Ich lebe in Deutschland, komme aber oft in die Schweiz und lese täglich Schweizer Zeitungen. Dabei werde ich das Gefühl nicht los, dass wir in unserem Land noch gar nicht richtig begriffen haben, wie radikal sich die Welt verändert hat und wie die sich verschärfenden gleichzeitigen Mega-Krisen auch unsere Zukunft gefährden: der Krieg in der Ukraine, die Energiekrise, die düsteren Wirtschaftsaussichten mit Inflation und fragilen Finanzmärkten, die Hungersnöte, hundert Millionen Menschen auf der Flucht, die immer häufigeren Klimakatastrophen und eine noch nicht ausgestandene Pandemie. Die Auswirkungen auf die Schweiz können wir noch nicht absehen. Sicher ist nur, dass wir in Zukunft noch stärker auf unsere Partner in Europa angewiesen sind. Dabei auf deren Goodwill zu hoffen, wenn es brennt, ist naiv. Was zählt, ist eine vertraglich abgesicherte Partnerschaft in und mit Europa. Doch diese muss dringend erneuert und ausgebaut werden, denn die bestehenden bilateralen Verträge erodieren.

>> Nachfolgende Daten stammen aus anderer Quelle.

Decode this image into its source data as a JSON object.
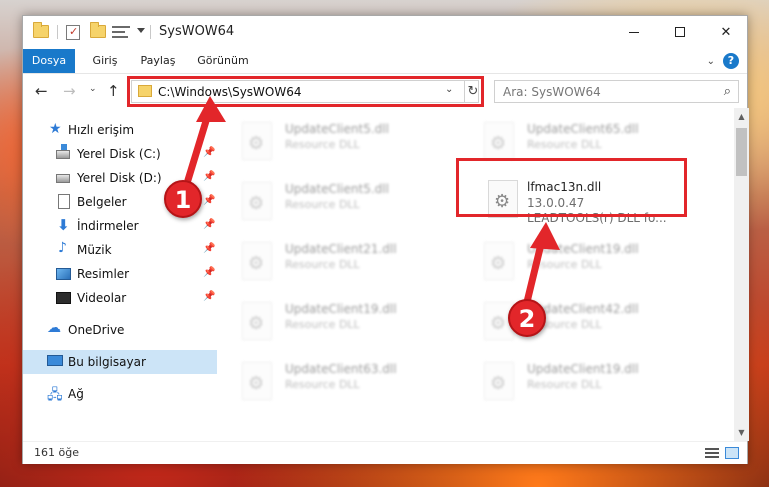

Autor: alt SP-Nationalrat Tim Guldimann, 2010 bis 2015 Schweizer Botschafter in Berlin
Politische Diskussionen finden zunehmend nur noch in Blasen statt. Positionen ausserhalb werden kaum mehr wahrgenommen. Das ist auch die Tragödie der schweizerischen Europadiskussion, die das Kopfschütteln im Ausland gar nicht sehen will. In unserer Blasendebatte wird eidgenössisches Unbehagen seit Jahren mit immer neuen «sachlichen» Hindernissen übertüncht – seien dies fremde Richter oder die «Unionsbürgerrichtlinie». Und über allem schwebt die nie bewiesene Ausrede des Bundesrates, ein Abkommen wie das ausgehandelte Rahmenabkommen sei innenpolitisch nicht konsensfähig. Deshalb hat er vor anderthalb Jahren das INSTA ohne Plan B versenkt. Seither wird nur noch «sondiert».
Zu diesem Debakel hat der Europaausschuss des Deutschen Bundestags am 28. September 2022 eine Erklärung verabschiedet, die – so die Süddeutsche Zeitung unter dem Titel «Am Ende der Geduld» – eine rasche Regelung «im Rahmen der Prinzipien des europäischen Rechtsraums» fordert und von Bern wissen will, wie es nun weitergehen soll.
Aber die Berner Mühlen mahlen langsam. Für viele Magistratspersonen ist die Frage ihrer Wiederwahl im Oktober 2023 sehr viel wichtiger als die dringenden Fragen der Landesinteressen. Was soll’s, nach vierzehn Jahren Palaver – nämlich seit der klaren Forderung eines Rahmenabkommens durch den Ministerrat 2008 – spielen doch ein paar Monate auch keine Rolle mehr. Oder?
Unsere Partei hingegen weiss, was sie will. Am Parteitag der SP Schweiz am nächsten Wochenende in Basel soll die Europastrategie verabschiedet werden, die der europapolitische Ausschuss unter SP-Nationalrat und Vizepräsident Jon Pult ausgearbeitet hat. Das ist eigentlich, was unsere europäischen Partner von der offiziellen Schweiz so gerne hören möchten: Inhalt und Fahrplan. Unsere Strategie ist klar, die Zeit drängt. Entscheidend ist das Signal einer klaren Ansage an verschiedene Adressat:innen – gegenüber dem Bundesrat, gegenüber anderen Parteien und gegenüber den Partnern im Ausland. Ich hoffe, dass wir damit auch einen Schwerpunkt für den bevorstehenden Wahlkampf 2023 festlegen.
Natürlich wird es Einwände geben am Parteitag, dazu dienen ja solche Veranstaltungen. Ich zum Beispiel würde mir ein klares Bekenntnis zum Schiedsgerichtsverfahren im Streitbeilegungsmechanismus wünschen, worin für die Auslegung des EU-Rechts, das in den Abkommen enthalten ist, der Europäische Gerichtshof (EuGH) beigezogen werden kann und soll. Wenn wir für 2027 den Beitritt fordern, können wir uns doch schon heute zum EuGH bekennen, wenn es um EU-Recht geht. Andere werden in eine andere Richtung argumentieren.
Aber machen wir uns nichts vor, für die öffentliche Debatte geht es nicht um Details, sondern um das klare Signal der Partei, um ihre Geschlossenheit und ihren europapolitischen Willen. Dieses Signal zu setzen, ist die Chance des Parteitags.